Ada beberapa hal yang membuat saya diam-diam jatuh hati pada seniman multitalenta itu. Sepak terjangnya dengan Komunitas Sapi Berbunyi yang dibentuk bersama Basri B. Sila dan Solihin, hanya bisa saya baca melalui pemberitaan media. Saya belum pernah menyaksikan komunitas dengan nama aneh ini manggung, meski terus diliputi penasaran.
Begitupun, saya hanya bisa membaca sekilas isi buku “Sepatu Tuhan” (2003), yang merupakan kumpulan esainya, sekadar hanya berhenti pada ketertarikan, dan tentu saja, mengagumi. Saya gagal mendapatkan buku ini hingga sekarang. Meski sudah mencarinya di toko buku.
Kekaguman saya muncul lagi, ketika rumahnya berikut dirinya muncul di rubrik “Rumah Idaman” Kompas minggu. Sebagai penyuka seni dan keunikan, saya tertarik pada sepeda yang sengaja digantung di salah satu dinding rumahnya, di kawasan Sudiang, Makassar, itu.
Harus diakui, saya bukan pembaca setia kolom dan tulisan-tulisannya. Tapi, salah satu cerpennya yang berjudul “Daster Terong” (Harian Fajar, 30 Maret 2003), sempat saya kutip dalam naskah buku “Anak Jalanan Makassar” yang saya susun (Buku ini kemudian terbit dengan judul “Advokasi Anak Jalanan Makassar”, MediaQita, 2016, pen).

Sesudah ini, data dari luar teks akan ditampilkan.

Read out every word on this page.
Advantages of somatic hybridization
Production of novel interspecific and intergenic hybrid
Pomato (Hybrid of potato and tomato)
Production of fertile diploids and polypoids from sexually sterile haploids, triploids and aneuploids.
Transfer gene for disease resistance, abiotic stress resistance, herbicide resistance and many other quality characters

Dalam cerpen itu Asdar Muis RMS menulis:
“Di perempatan jalan, dekat masjid itu, belasan bocah menggelandang tengadah tangan. Bayi masih merah legam teterpa terik matahari, pasrah di punggung bocah yang bergaya kakak. Asap knalpot membungkus tubuh mereka. Di sudut jalan, wanita-wanita baya berharap tangan-tangan mungil anak-anak itu menghasilkan uang.”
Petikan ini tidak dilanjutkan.